The Essay and Old Roads
December 4, 2007
The formal ideals cultivated here at Old Roads have yet to be explained. I have identified "interpretation" as the broad goal of this site, but I think we can take that a step further and state that the essay is the natural form through which interpretation is embodied.
I can get at what I mean by "essay" if I draw a few points from Clifford Geertz's essay "Thick Description: Toward an Interpretive Theory of Culture".
Believing, with Max Weber, that man is an animal suspended in webs of significance he himself has spun, I take culture to be those webs, and the analysis of it to be therefore not an experimental science in search of law but an interpretive one in search of meaning. It is explication I am after, construing social expressions on their surface enigmatical. [5]
The idea of explication is memorably tied to the example of winks and twitches. An observer could watch a rapid exchange of winks and twitches within a group and describe exactly what was seen. This literalistic reportage would constitute "thin" description. Those winks and twitches, if we think about it, could be quite complex: communication, parody, fake-winks, social commentary. Lots of time could be spent getting at the meaning of all those winks and twitches. An analysis that attempted to explain what was really going on in those exchanges we could call "thick". So there is the first goal: to look for the meaning of details.. not simply to describe, but to place the details within the web of cultural values.

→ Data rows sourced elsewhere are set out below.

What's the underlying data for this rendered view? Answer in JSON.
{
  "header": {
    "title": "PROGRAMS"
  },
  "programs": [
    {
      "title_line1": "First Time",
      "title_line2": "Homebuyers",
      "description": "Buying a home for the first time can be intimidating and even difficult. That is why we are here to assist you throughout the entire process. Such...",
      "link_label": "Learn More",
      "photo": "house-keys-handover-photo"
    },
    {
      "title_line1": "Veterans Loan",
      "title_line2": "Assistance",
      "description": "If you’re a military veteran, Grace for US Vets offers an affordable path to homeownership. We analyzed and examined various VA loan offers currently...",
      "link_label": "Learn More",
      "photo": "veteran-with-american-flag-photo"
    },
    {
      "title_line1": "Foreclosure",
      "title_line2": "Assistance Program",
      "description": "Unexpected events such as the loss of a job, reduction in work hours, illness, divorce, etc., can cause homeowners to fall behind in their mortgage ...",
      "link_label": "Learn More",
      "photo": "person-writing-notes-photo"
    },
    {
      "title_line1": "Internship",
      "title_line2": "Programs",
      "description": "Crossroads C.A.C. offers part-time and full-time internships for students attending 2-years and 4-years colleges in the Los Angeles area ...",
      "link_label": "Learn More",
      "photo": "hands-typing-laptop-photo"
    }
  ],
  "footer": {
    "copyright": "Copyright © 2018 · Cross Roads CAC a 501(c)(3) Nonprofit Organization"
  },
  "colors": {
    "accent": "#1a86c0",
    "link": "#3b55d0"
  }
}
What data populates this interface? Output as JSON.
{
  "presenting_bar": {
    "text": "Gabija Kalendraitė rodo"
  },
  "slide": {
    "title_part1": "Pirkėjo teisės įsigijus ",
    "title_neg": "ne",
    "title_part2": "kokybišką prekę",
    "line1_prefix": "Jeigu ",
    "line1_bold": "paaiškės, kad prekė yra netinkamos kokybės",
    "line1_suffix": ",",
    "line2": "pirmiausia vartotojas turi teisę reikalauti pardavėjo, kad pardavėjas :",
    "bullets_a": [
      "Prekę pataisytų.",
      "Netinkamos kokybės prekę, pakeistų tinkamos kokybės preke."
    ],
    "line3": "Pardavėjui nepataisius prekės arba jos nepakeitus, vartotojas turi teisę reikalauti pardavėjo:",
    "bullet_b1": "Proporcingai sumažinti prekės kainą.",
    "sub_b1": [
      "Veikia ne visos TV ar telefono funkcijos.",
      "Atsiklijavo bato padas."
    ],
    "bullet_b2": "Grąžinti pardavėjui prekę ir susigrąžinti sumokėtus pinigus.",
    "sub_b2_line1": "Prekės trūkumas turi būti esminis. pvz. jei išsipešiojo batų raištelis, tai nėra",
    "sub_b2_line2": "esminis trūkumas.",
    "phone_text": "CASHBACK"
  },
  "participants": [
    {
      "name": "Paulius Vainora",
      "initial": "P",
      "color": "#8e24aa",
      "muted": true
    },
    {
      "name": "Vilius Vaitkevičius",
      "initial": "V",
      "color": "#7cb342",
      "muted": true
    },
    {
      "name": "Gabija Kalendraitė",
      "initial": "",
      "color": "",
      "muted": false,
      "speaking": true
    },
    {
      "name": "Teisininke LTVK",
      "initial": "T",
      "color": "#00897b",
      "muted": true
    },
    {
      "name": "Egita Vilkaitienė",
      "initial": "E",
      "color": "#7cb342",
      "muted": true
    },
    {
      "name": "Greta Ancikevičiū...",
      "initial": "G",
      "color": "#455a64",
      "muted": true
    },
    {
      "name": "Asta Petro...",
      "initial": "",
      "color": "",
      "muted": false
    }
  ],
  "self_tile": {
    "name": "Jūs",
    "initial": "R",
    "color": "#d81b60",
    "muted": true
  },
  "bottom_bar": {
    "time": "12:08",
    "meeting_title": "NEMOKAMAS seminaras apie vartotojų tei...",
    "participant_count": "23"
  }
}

That is to say: we are interpreting.
Geertz goes on to call the essay the natural vehicle for this mode of interpretation:
...the essay, whether of thirty pages or three hundred, has seemed the natural genre in which to present cultural interpretations and the theories sustaining them, and why, if one looks for systematic treatises in the field, one is so soon disappointed, the more so if one finds any. [25]
He is clearly working from a rather broad definition of the essay. In common parlance the essay is the non-fiction mirror of the short story.. both being a less than book length piece of writing. For Geertz the essay could well be a book.. and it is not so much length that counts as the nature of the writing: does it set out to interpret cultural specifics? It would seem that acts of interpretation are, by nature, essays.
That is the logic by which I have taken to grouping much of my work under the label of essay: blogging and academic presentations are two examples. I now label my efforts at video documentary "essays" as well.. feeling uncomfortable with the rather thin approach to culture that is exemplified in most documentaries. A website, insofar as it attempts to interpret a work or place, could also be conceived of as an essay. None of this means that the word "essay" is losing its meaning, it is simply being tied to a kind of content rather than a page count.
One problem with interpretation is the limitless footholds for such interpretations that exist within any given culture. At the end of "Notes on the Balinese Cockfight" Geertz acknowledges this problem. He has provided a brilliant interpretation of the way the cockfight embodies specific cultural values, but then he backtracks and admits that one could pick up some other cultural text and through close analysis come to a similar insight: "As in more familiar exercises in close reading, one can start anywhere in a culture's repertoire of forms and end up anywhere else."
Geertz gets around this possible endless succession of interpretations by noting the goal of it all:
The essential vocation of interpretive anthropology is not to answer our deepest questions, but to make available to us answers that others, guarding other sheep in other valleys, have given, and thus to include them in the consultable record of what man has said. [30]
That way of describing the goal gives a distinctly Old Roads cast to this labor. All these interpretations are not being added to each other with the hope of arriving at the universal human, but rather with the hope of creating a record of human choices and points of view.
That record implies the preservation of texts. Perhaps, though, we should distinguish between thin and thick preservation. A translation of a classic text or the re-creation of a vanished cityscape would be a form of preservation, but by themselves such works are thin. They do nothing to recreate the human experience of these works in a specific time. How did people read? How did they identify with the contents of a story? What kind of details in the cityscape caught their attention? By attempting to answer questions such as these we arrive at something like thick preservation.
Possibly someone will ask: aren't you talking about commentary? I am uncomfortable with the baggage connected to the traditions of commentary. Historically speaking, commentary has not been about interpretation as defined above, but about the re-inscription of cultural values through linguistic expertise. Commentary may itself be a candidate for interpretive work.. but it is not a lineage to which an interpreter of the past should wish to be connected. It is time we speak more confidently of the essay.